Columna Olor A Dinero
Feliciano J. Espriella
Hiroshima: la marca imborrable de la infamia
Jueves 7 de mayo de 2025
Ayer, 6 de agosto, se cumplieron 80 años del día en que la humanidad se miró al espejo… y se horrorizó. Fue una mañana soleada de verano en Hiroshima cuando, sin advertencia previa, Estados Unidos arrojó sobre esa ciudad japonesa la primera bomba atómica de la historia. El infierno descendió del cielo a las 8:15 am y, en un parpadeo, unas 80 mil personas murieron de forma instantánea. La cifra final de víctimas, incluyendo los que sucumbieron lentamente a la radiación en los días, semanas y años siguientes, se estima en más de 140 mil.
Hiroshima no fue un acto de guerra. Fue un crimen de lesa humanidad. Un experimento despiadado que combinó la ambición geopolítica con la deshumanización del adversario. Y que, bajo el manto del “fin de la guerra”, pretendió justificarse ante los ojos del mundo como una medida inevitable. Pero ninguna lógica táctica ni ninguna victoria militar podrá borrar el hecho incontrovertible: ese día, el gobierno de Estados Unidos cometió uno de los actos más infamantes de barbarie en toda la historia de la civilización.
No fue una batalla. No fue un enfrentamiento armado. Fue el asesinato masivo, repentino y deliberado de civiles —mujeres, niños, ancianos, familias enteras— convertidos en polvo y sombra por una sola orden firmada desde la comodidad de un despacho. Hiroshima, y tres días después Nagasaki, no fueron solamente ciudades destruidas; fueron advertencias al mundo de hasta dónde puede llegar el envilecimiento humano cuando la tecnología, el poder y el desprecio por la vida convergen.

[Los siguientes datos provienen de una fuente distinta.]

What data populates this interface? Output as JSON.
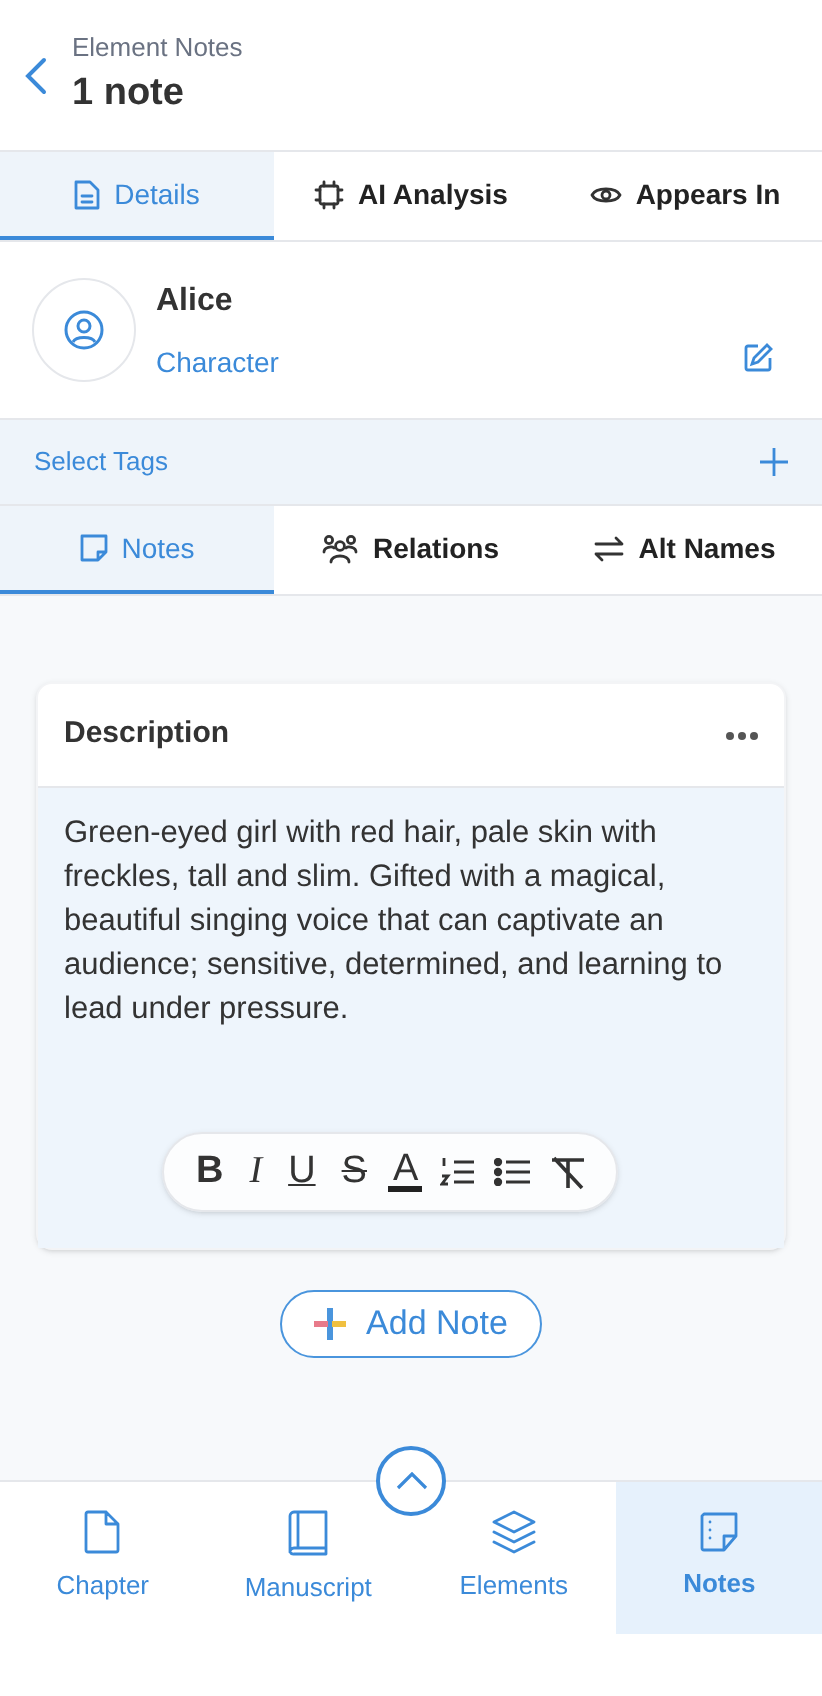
{
  "header": {
    "subtitle": "Element Notes",
    "title": "1 note"
  },
  "tabs": [
    {
      "label": "Details",
      "kind": "details",
      "selected": true
    },
    {
      "label": "AI Analysis",
      "kind": "ai",
      "selected": false
    },
    {
      "label": "Appears In",
      "kind": "eye",
      "selected": false
    }
  ],
  "element": {
    "name": "Alice",
    "type": "Character"
  },
  "tags": {
    "label": "Select Tags"
  },
  "subtabs": [
    {
      "label": "Notes",
      "kind": "notes",
      "selected": true
    },
    {
      "label": "Relations",
      "kind": "relations",
      "selected": false
    },
    {
      "label": "Alt Names",
      "kind": "alt",
      "selected": false
    }
  ],
  "note": {
    "title": "Description",
    "body": "Green-eyed girl with red hair, pale skin with freckles, tall and slim. Gifted with a magical, beautiful singing voice that can captivate an audience; sensitive, determined, and learning to lead under pressure."
  },
  "toolbar": [
    {
      "kind": "bold",
      "label": "B"
    },
    {
      "kind": "italic",
      "label": "I"
    },
    {
      "kind": "underline",
      "label": "U"
    },
    {
      "kind": "strike",
      "label": "S"
    },
    {
      "kind": "color",
      "label": "A"
    },
    {
      "kind": "numbered-list"
    },
    {
      "kind": "bullet-list"
    },
    {
      "kind": "clear-format"
    }
  ],
  "add_button": {
    "label": "Add Note"
  },
  "nav": [
    {
      "label": "Chapter",
      "kind": "chapter",
      "selected": false
    },
    {
      "label": "Manuscript",
      "kind": "manuscript",
      "selected": false
    },
    {
      "label": "Elements",
      "kind": "elements",
      "selected": false
    },
    {
      "label": "Notes",
      "kind": "notes",
      "selected": true
    }
  ]
}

Y así como recordamos las atrocidades cometidas por regímenes totalitarios en Europa durante esa misma guerra, debemos mirar con la misma severidad y sin ambages el horror cometido por la democracia que hoy se erige como defensora universal de los derechos humanos. Porque no hay justificación moral posible cuando el costo es la incineración instantánea de miles de vidas inocentes.
Ocho décadas después, el mundo sigue atrapado en la misma lógica perversa de las armas como método de dominación. La sofisticación de los arsenales ha crecido, pero la ética de quienes los manejan no ha avanzado un centímetro. La historia de Hiroshima no es una lección aprendida; es una advertencia ignorada.

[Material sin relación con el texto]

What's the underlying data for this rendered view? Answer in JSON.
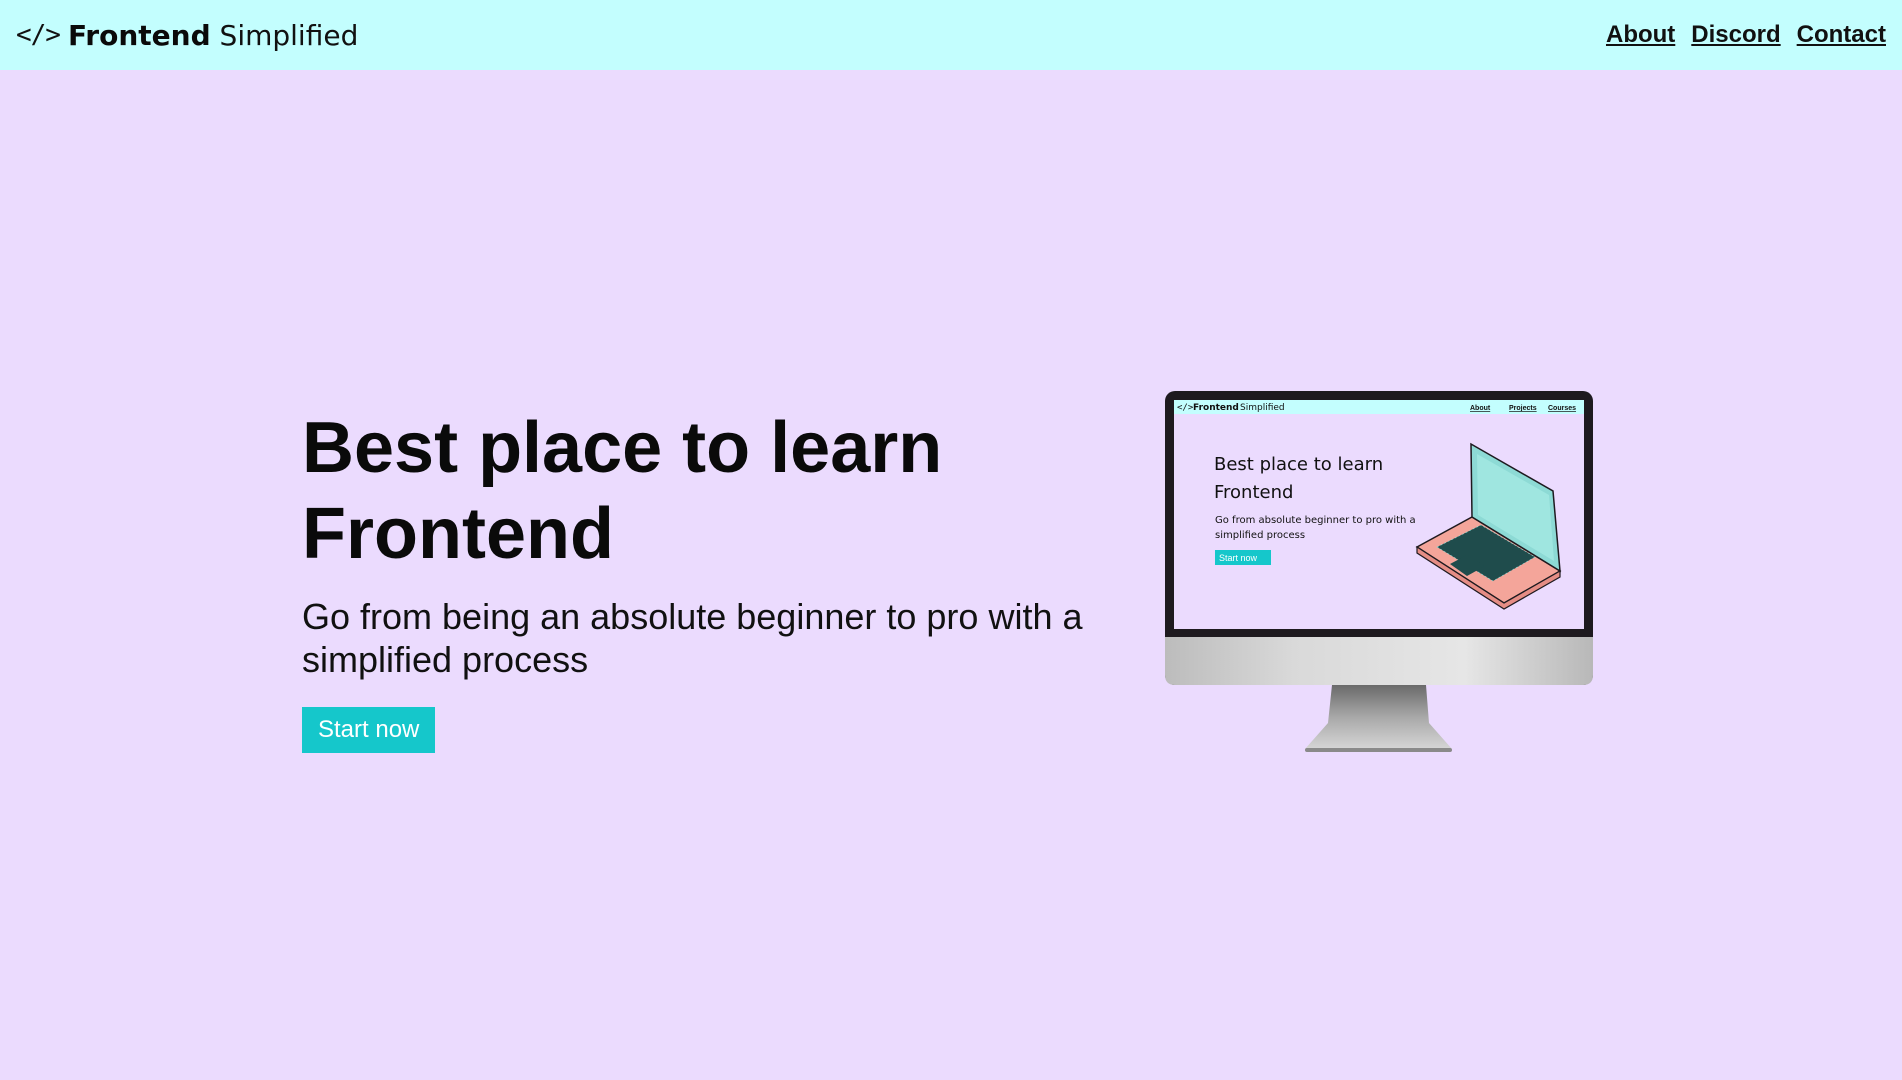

Y para muestra, basta mirar hacia Gaza. Hoy, mientras conmemoramos a las víctimas de aquel 6 de agosto de 1945, debemos también levantar la voz por los miles de infantes, mujeres y ancianos palestinos que han sido asesinados a mansalva por el Estado de Israel. Bombardeos indiscriminados, desplazamientos forzados, escasez de agua, hospitales destruidos… ¿No nos suena demasiado familiar?
La impunidad con la que se repite la barbarie en distintas geografías —y siempre contra los más vulnerables— es síntoma de que la humanidad no ha aprendido nada. Hiroshima debería habernos enseñado que el uso desproporcionado y brutal de la fuerza no conduce a la paz, sino a la perpetuación del odio. Pero seguimos celebrando la tecnología militar como si fuera símbolo de progreso, y justificando matanzas con discursos de seguridad nacional o defensa preventiva.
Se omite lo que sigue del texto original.